Saat masa revolusi fisik dan diplomasi mempertahankan kemerdekaan, Kantor Pusat Kementerian Agama hijrah ke Daerah Istimewa Yogyakarta. Kementerian ini kerap disebut kementerian revolusi karena sejak 12 Maret 1946 berkantor di ibukota revolusi, yakni Yogyakarta. Melalui Maklumat Kementerian Agama No. 1 tanggal 14 Maret 1946, Kantor Pusat Kementerian Agama berlokasi di Jalan Bintaran No. 9 Yogyakarta dan berpindah ke Jalan Malioboro No. 10 pada Mei 1946. Kementerian Agama telah menyatu dengan sejarah Republik Indonesia.
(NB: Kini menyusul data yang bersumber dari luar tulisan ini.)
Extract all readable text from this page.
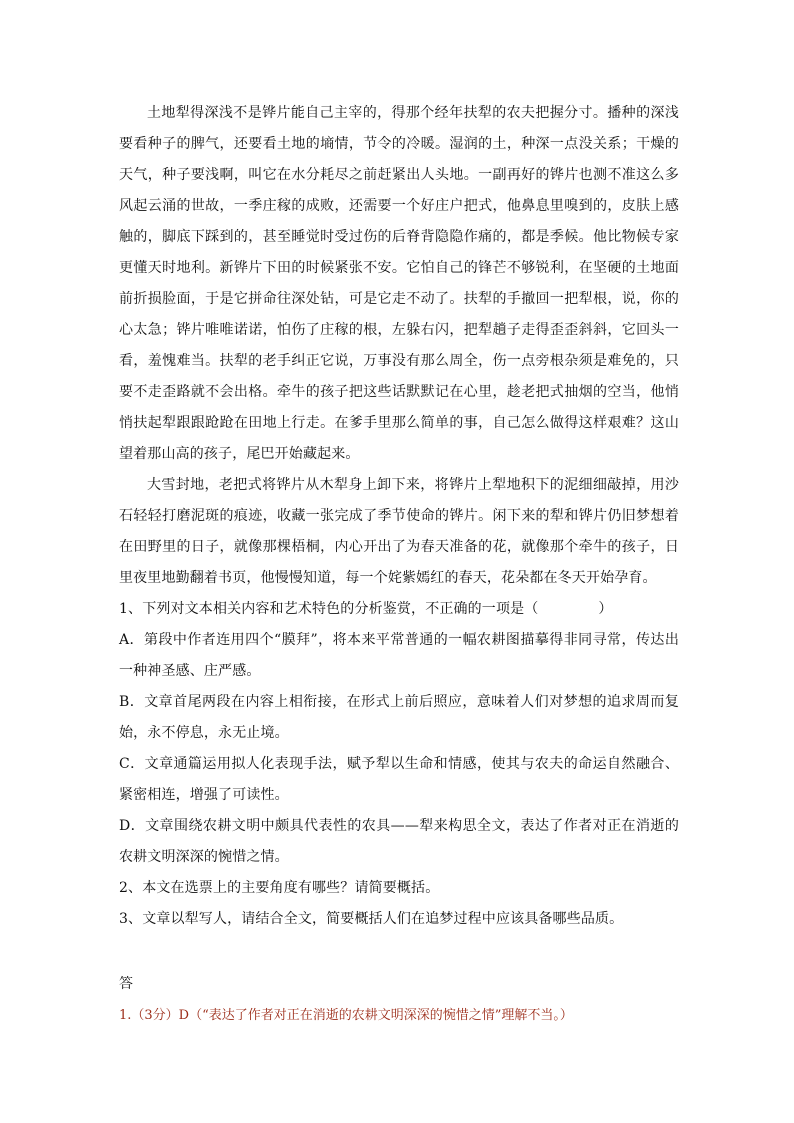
土地犁得深浅不是铧片能自己主宰的，得那个经年扶犁的农夫把握分寸。播种的深浅要看种子的脾气，还要看土地的墒情，节令的冷暖。湿润的土，种深一点没关系；干燥的天气，种子要浅啊，叫它在水分耗尽之前赶紧出人头地。一副再好的铧片也测不准这么多风起云涌的世故，一季庄稼的成败，还需要一个好庄户把式，他鼻息里嗅到的，皮肤上感触的，脚底下踩到的，甚至睡觉时受过伤的后脊背隐隐作痛的，都是季候。他比物候专家更懂天时地利。新铧片下田的时候紧张不安。它怕自己的锋芒不够锐利，在坚硬的土地面前折损脸面，于是它拼命往深处钻，可是它走不动了。扶犁的手撤回一把犁根，说，你的心太急；铧片唯唯诺诺，怕伤了庄稼的根，左躲右闪，把犁趟子走得歪歪斜斜，它回头一看，羞愧难当。扶犁的老手纠正它说，万事没有那么周全，伤一点旁根杂须是难免的，只要不走歪路就不会出格。牵牛的孩子把这些话默默记在心里，趁老把式抽烟的空当，他悄悄扶起犁跟跟跄跄在田地上行走。在爹手里那么简单的事，自己怎么做得这样艰难？这山望着那山高的孩子，尾巴开始藏起来。

大雪封地，老把式将铧片从木犁身上卸下来，将铧片上犁地积下的泥细细敲掉，用沙石轻轻打磨泥斑的痕迹，收藏一张完成了季节使命的铧片。闲下来的犁和铧片仍旧梦想着在田野里的日子，就像那棵梧桐，内心开出了为春天准备的花，就像那个牵牛的孩子，日里夜里地勤翻着书页，他慢慢知道，每一个姹紫嫣红的春天，花朵都在冬天开始孕育。

1、下列对文本相关内容和艺术特色的分析鉴赏，不正确的一项是（	）

A．第段中作者连用四个“膜拜”，将本来平常普通的一幅农耕图描摹得非同寻常，传达出一种神圣感、庄严感。

B．文章首尾两段在内容上相衔接，在形式上前后照应，意味着人们对梦想的追求周而复始，永不停息，永无止境。

C．文章通篇运用拟人化表现手法，赋予犁以生命和情感，使其与农夫的命运自然融合、紧密相连，增强了可读性。

D．文章围绕农耕文明中颇具代表性的农具——犁来构思全文，表达了作者对正在消逝的农耕文明深深的惋惜之情。

2、本文在选票上的主要角度有哪些？请简要概括。

3、文章以犁写人，请结合全文，简要概括人们在追梦过程中应该具备哪些品质。

答

1.（3分）D（“表达了作者对正在消逝的农耕文明深深的惋惜之情”理解不当。）
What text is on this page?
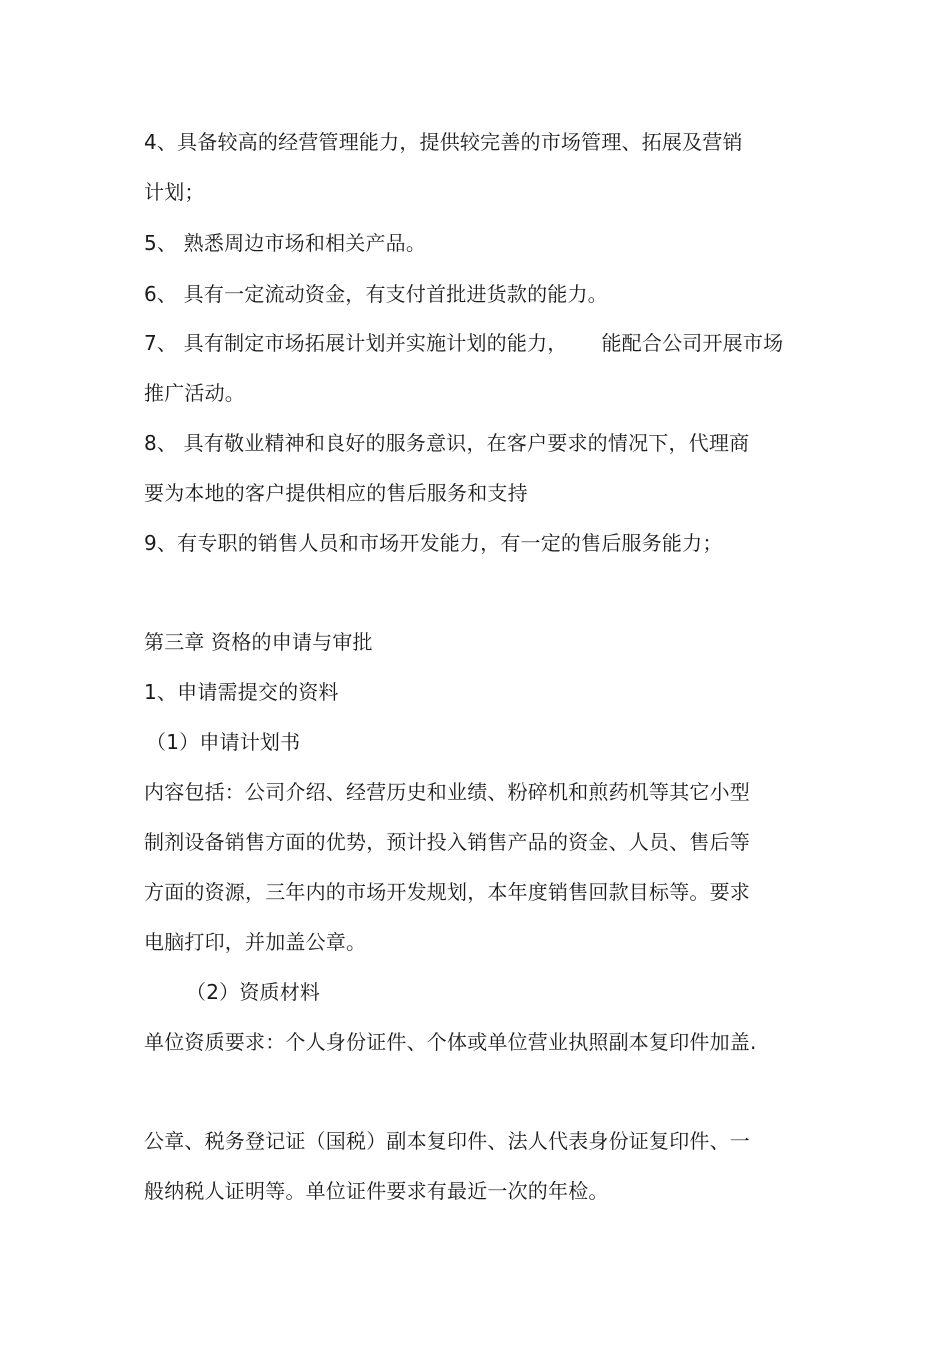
4、具备较高的经营管理能力，提供较完善的市场管理、拓展及营销
计划；
5、 熟悉周边市场和相关产品。
6、 具有一定流动资金，有支付首批进货款的能力。
7、 具有制定市场拓展计划并实施计划的能力， 能配合公司开展市场
推广活动。
8、 具有敬业精神和良好的服务意识，在客户要求的情况下，代理商
要为本地的客户提供相应的售后服务和支持
9、有专职的销售人员和市场开发能力，有一定的售后服务能力；
第三章 资格的申请与审批
1、申请需提交的资料
（1）申请计划书
内容包括：公司介绍、经营历史和业绩、粉碎机和煎药机等其它小型
制剂设备销售方面的优势，预计投入销售产品的资金、人员、售后等
方面的资源，三年内的市场开发规划，本年度销售回款目标等。要求
电脑打印，并加盖公章。
（2）资质材料
单位资质要求：个人身份证件、个体或单位营业执照副本复印件加盖.
公章、税务登记证（国税）副本复印件、法人代表身份证复印件、一
般纳税人证明等。单位证件要求有最近一次的年检。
Kementerian Agama memiliki tugas sebagaimana tertuang dalam Peraturan Pemerintah Nomor 33 Tahun 1949, Peraturan Pemerintah Nomor 8 Tahun 1950, serta Peraturan Menteri Agama Nomor 5 Tahun 1951, yakni:
1. Melaksanakan azas Ketuhanan Yang Maha Esa dengan sebaik-baiknya;
2. Menjaga bahwa tiap-tiap penduduk mempunyai kemerdekaan untuk memeluk agamanya masing-masing dan untuk beribadat menurut agamanya dan kepercayaannya;
3. Membimbing, menyokong, memelihara, dan mengembangkan aliran-aliran agama yang sehat;
4. Menyelenggarakan, memimpin, dan mengawasi pendidikan agama di sekolah-sekolah negeri;
5. Memimpin, menyokong, serta mengamat-amati pendidikan dan pengajaran di madrasah dan perguruan agama lain-lain;
6. Mengadakan pendidikan guru-guru dan hakim agama;
7. Menyelenggarakan segala sesuatu yang bersangkut paut dengan pengajaran rohani kepada anggota-anggota tentara, asrama-asrama, rumah-rumah penjara, dan tempat-tempat lain yang dipandang perlu;
8. Mengatur, mengerjakan, dan mengamat-amati segala hal yang bersangkutan dengan pencatatan pernikahan, rujuk, dan talak orang Islam;
9. Memberikan bantuan materil untuk perbaikan dan pemeliharaan tempat-tempat ibadah (masjid, gereja, dll.);
10. Menyelenggarakan, mengurus, dan mengawasi segala sesuatu yang bersangkut paut dengan pengadilan agama dan Mahkamah Islam Tinggi;
11. Menyelidiki, menentukan, mendaftarkan, dan mengawasi pemeliharaan wakaf-wakaf;
12. Mempertinggi kecerdasan umum dalam hidup bermasyarakat dan beragama.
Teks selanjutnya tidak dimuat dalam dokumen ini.